Turiel riu. – Falastes agora como se tivesse um século de vida.

—Eu vivi, presenciei e senti tantas coisas que, às vezes, tenho a impressão de ter vivido por séculos. Mas de qualquer forma, estar perto de alguém como Anya é sempre bom para mim. Mulheres boas com espada são raridades em nossos tempos.

—São mesmo. – disse Turiel, assentindo e dando mais um gole em seu inofensivo suco de maçã.

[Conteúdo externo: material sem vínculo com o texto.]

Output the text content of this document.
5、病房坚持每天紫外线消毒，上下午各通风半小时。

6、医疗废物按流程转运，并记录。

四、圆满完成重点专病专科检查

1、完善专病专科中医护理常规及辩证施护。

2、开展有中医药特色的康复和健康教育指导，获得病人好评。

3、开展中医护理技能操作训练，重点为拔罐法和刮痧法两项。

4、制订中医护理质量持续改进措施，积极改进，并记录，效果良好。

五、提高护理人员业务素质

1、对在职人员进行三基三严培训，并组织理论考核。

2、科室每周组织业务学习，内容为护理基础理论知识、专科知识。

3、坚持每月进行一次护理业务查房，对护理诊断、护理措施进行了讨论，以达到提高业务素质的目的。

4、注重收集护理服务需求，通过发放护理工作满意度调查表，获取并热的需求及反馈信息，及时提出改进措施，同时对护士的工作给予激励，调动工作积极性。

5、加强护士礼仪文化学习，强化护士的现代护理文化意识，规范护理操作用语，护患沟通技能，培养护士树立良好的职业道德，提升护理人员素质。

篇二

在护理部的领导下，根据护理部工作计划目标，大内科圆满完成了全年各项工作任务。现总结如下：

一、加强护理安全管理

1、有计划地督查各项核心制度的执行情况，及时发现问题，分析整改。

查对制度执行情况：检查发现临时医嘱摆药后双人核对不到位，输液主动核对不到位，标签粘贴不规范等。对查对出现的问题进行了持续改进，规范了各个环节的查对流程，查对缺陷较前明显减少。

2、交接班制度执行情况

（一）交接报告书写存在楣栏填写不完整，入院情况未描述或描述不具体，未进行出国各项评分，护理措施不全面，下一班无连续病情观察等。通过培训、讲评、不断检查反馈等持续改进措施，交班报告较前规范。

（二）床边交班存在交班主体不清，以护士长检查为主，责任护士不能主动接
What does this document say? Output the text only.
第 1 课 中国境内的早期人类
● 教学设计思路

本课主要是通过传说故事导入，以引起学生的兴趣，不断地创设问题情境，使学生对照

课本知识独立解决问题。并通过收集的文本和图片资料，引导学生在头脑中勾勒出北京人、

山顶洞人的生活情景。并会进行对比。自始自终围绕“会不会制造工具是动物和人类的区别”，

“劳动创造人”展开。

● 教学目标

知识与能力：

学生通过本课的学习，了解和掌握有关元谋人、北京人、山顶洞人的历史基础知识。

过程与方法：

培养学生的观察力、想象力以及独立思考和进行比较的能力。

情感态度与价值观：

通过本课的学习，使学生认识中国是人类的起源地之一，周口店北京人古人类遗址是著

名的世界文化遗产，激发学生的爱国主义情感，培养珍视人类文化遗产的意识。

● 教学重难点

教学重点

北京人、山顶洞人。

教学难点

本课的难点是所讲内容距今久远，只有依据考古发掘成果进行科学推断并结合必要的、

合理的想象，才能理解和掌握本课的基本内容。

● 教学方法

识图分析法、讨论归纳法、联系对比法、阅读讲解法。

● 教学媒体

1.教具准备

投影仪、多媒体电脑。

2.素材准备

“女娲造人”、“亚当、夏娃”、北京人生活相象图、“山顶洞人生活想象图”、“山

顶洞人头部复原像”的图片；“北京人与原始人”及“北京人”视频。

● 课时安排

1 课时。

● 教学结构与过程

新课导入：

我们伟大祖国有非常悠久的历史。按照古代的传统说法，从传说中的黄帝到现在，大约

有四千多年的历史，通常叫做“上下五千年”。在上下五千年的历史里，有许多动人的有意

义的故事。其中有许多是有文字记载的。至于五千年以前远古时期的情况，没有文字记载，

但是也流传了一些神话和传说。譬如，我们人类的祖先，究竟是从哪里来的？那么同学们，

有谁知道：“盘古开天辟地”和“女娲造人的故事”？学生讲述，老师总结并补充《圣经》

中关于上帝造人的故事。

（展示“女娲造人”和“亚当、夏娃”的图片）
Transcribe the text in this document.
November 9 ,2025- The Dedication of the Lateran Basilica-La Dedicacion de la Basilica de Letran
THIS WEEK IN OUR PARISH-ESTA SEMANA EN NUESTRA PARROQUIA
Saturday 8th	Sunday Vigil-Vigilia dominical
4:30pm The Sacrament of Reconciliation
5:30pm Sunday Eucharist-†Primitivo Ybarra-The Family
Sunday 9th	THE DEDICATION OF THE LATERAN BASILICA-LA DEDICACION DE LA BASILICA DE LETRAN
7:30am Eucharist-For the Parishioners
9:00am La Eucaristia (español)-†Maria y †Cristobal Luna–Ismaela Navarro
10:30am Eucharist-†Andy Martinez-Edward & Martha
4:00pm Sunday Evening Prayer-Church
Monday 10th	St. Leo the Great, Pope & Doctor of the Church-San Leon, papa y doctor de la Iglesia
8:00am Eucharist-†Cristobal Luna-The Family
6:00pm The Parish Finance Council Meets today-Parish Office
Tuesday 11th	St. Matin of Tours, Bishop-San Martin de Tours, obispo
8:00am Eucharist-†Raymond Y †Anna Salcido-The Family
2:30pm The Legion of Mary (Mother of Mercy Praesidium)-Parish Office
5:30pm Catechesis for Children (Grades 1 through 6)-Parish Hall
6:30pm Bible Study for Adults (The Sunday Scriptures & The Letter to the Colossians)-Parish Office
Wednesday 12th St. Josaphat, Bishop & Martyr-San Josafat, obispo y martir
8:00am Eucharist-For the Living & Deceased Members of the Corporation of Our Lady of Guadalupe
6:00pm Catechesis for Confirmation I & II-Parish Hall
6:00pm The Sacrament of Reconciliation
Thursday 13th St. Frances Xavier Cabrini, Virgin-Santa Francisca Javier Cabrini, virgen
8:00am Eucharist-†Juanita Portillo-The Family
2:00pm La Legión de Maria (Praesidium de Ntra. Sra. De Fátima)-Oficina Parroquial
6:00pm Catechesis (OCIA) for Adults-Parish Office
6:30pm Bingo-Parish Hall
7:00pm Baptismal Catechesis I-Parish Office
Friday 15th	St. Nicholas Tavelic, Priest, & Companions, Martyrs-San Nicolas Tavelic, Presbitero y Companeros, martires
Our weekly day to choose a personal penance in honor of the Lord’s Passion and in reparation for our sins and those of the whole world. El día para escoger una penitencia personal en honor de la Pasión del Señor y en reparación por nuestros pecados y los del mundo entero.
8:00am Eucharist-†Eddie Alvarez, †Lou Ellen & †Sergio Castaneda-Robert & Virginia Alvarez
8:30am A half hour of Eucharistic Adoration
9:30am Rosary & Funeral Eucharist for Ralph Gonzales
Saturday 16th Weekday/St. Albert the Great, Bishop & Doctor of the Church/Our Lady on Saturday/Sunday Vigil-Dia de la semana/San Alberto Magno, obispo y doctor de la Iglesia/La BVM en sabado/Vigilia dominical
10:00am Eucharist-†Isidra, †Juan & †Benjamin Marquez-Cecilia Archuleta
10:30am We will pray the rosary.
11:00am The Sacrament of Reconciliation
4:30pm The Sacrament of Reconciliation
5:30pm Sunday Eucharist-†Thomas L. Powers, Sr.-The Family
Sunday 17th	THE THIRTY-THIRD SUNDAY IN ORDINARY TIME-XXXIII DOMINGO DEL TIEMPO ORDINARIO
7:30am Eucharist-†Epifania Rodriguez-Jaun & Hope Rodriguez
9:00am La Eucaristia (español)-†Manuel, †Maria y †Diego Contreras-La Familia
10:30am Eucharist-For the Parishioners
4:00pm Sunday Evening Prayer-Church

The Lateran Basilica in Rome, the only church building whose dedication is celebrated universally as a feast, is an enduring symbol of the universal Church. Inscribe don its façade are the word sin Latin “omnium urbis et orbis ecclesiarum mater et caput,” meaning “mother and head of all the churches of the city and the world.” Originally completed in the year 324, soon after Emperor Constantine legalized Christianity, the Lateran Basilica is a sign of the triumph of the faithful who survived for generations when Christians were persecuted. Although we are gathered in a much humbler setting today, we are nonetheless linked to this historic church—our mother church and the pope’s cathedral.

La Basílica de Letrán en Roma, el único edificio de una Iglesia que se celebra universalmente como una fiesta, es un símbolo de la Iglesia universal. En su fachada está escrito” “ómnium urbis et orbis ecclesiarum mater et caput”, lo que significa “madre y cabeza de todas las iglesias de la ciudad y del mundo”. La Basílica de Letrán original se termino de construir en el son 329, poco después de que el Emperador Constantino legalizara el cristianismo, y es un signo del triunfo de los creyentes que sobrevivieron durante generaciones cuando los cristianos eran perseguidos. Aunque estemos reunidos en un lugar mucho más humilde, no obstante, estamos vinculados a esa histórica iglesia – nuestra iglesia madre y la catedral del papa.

—Quem ensinou Anya a lutar? Foi o pai dela?

—Em parte, sim. Ele começou a treiná-la quando ela tinha apenas oito anos. Quando ele partiu para a guerra, Anya buscou pelos demais meninos do vilarejo. Até os treze anos, ela já havia derrotado todos eles.

—Nossa! – exclamou Ciri, rindo um pouco.

—Isso me causou algumas encrencas, mas nada que não pudesse ser contornado. Você sabe, perder para mulheres é algo inadmissível para homens, especialmente em algo considerado masculino, como espadas. O orgulho deles fica ferido com isso. O único que não tinha inimizade com ela foi Roderick, o filho do ferreiro. Os dois treinam juntos até hoje, inclusive.

Ciri lembrou-se do conteúdo da carta encontrada nos pertences de Lucius Jr. “Por isso ela é tão boa com a espada”. Uma jovem vivendo em Lathlake em meio aos camponeses e boa com espada... Quantas meninas como Anya haveriam por ali? O mais provável é que ela fosse a única.

Agora, tudo faz sentido. Lucius Júnior estava aqui para descobrir a identidade de Anais La Valette. E não seria algo difícil de concluir. Tudo apontava para Anya.

—Parece preocupada com algo.

Era Turiel, alisando levemente o queixo, como se analisasse alguma coisa. Absorta em suas conclusões, Ciri sequer percebeu o tempo passar. Quanto tempo deixara aquela conversa vazia?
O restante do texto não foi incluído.